Using the RHEL 8 web console, you can review and configure virtual CPUs used by virtual machines (VMs) to which the web console is connected.

Prerequisites

Procedure

  1. In the Virtual Machines interface, click a row with the name of the VMs for which you want to view and configure virtual CPU parameters.

    The row expands to reveal the Overview pane with basic information about the selected VMs, including the number of virtual CPUs, and controls for shutting down and deleting the VM.

  2. Click the number of vCPUs in the Overview pane.

    The vCPU details dialog appears.

    cockpit configure vCPUs
    Note

    The warning in the vCPU details dialog only appears after the virtual CPU settings are changed.

  3. Configure the virtual CPUs for the selected VM.

    • vCPU Count - The number of vCPUs currently in use.

      Note

      The vCPU count cannot be greater than the vCPU Maximum.

    • vCPU Maximum - The maximum number of virtual CPUs that can be configured for the VM. If this value is higher than the vCPU Count, additional vCPUs can be attached to the VM.
    • Sockets - The number of sockets to expose to the VM.
    • Cores per socket - The number of cores for each socket to expose to the VM.
    • Threads per core - The number of threads for each core to expose to the VM.

      Note that the Sockets, Cores per socket, and Threads per core options adjust the CPU topology of the VM. This may be beneficial for vCPU performance and may impact the functionality of certain software in the guest OS. If a different setting is not required by your deployment, Red Hat recommends keeping the default values.

  4. Click Apply.

    The virtual CPUs for the VM are configured.

    Note

    Changes to virtual CPU settings only take effect after the VM is restarted.

Additional resources:

10.5.3. Configuring NUMA in a virtual machine

The following methods can be used to configure Non-Uniform Memory Access (NUMA) settings of a virtual machine (VM) on a RHEL 8 host.

Prerequisites

  • The host must be a NUMA-compatible machine.
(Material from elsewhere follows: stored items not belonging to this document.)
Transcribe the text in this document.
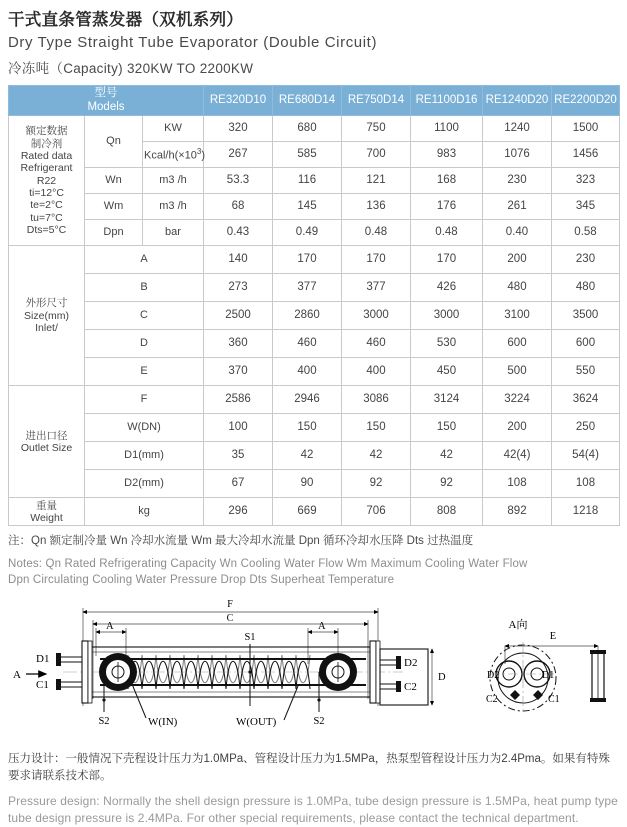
干式直条管蒸发器（双机系列）
Dry Type Straight Tube Evaporator (Double Circuit)
冷冻吨（Capacity) 320KW TO 2200KW
型号
Models			RE320D10	RE680D14	RE750D14	RE1100D16	RE1240D20	RE2200D20
额定数据
制冷剂
Rated data
Refrigerant
R22
ti=12°C
te=2°C
tu=7°C
Dts=5°C	Qn	KW	320	680	750	1100	1240	1500
		Kcal/$h(\times 10^3)$	267	585	700	983	1076	1456
	Wn	m3 /h	53.3	116	121	168	230	323
	Wm	m3 /h	68	145	136	176	261	345
	Dpn	bar	0.43	0.49	0.48	0.48	0.40	0.58
外形尺寸
Size(mm)
Inlet/	A		140	170	170	170	200	230
	B		273	377	377	426	480	480
	C		2500	2860	3000	3000	3100	3500
	D		360	460	460	530	600	600
	E		370	400	400	450	500	550
进出口径
Outlet Size	F		2586	2946	3086	3124	3224	3624
	W(DN)		100	150	150	150	200	250
	D1(mm)		35	42	42	42	42(4)	54(4)
	D2(mm)		67	90	92	92	108	108
重量
Weight	kg		296	669	706	808	892	1218
注：Qn 额定制冷量 Wn 冷却水流量 Wm 最大冷却水流量 Dpn 循环冷却水压降 Dts 过热温度
Notes: Qn Rated Refrigerating Capacity Wn Cooling Water Flow Wm Maximum Cooling Water Flow
Dpn Circulating Cooling Water Pressure Drop Dts Superheat Temperature
F
C
A	A
D1
C1
A
D2
C2
D
S1
S2	S2
W(IN)	W(OUT)
A向
E
D2	D1
C2	C1
压力设计：一般情况下壳程设计压力为1.0MPa、管程设计压力为1.5MPa，热泵型管程设计压力为2.4Pma。如果有特殊要求请联系技术部。
Pressure design: Normally the shell design pressure is 1.0MPa, tube design pressure is 1.5MPa, heat pump type tube design pressure is 2.4MPa. For other special requirements, please contact the technical department.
To detect whether this is the case, use the virsh nodeinfo command and see the NUMA cell(s) line:

    # virsh nodeinfo
    CPU model:           x86_64
    CPU(s):              48
    CPU frequency:       1200 MHz
    CPU socket(s):       1
    Core(s) per socket:  12
    Thread(s) per core:  2
    NUMA cell(s):        2
    Memory size:         67012964 KiB

    If the value of the line is 2 or greater, the host is NUMA-compatible.

Procedure

For ease of use, you can set up a VM’s NUMA configuration using automated utilities and services. However, manual NUMA setup is more likely to yield a significant performance improvement.

Automatic methods

  • Set the VM’s NUMA policy to Preferred. For example, to do so for the testguest5 VM:

    # virt-xml testguest5 --edit --vcpus placement=auto
    # virt-xml testguest5 --edit --numatune mode=preferred
  • Enable automatic NUMA balancing on the host:

    # echo 1 > /proc/sys/kernel/numa_balancing
  • Use the numad command to automatically align the VM CPU with memory resources.

    # numad

Manual methods

  1. Pin specific vCPU threads to a specific host CPU or range of CPUs. This is also possible on non-NUMA hosts and VMs, and is recommended as a safe method of vCPU performance improvement.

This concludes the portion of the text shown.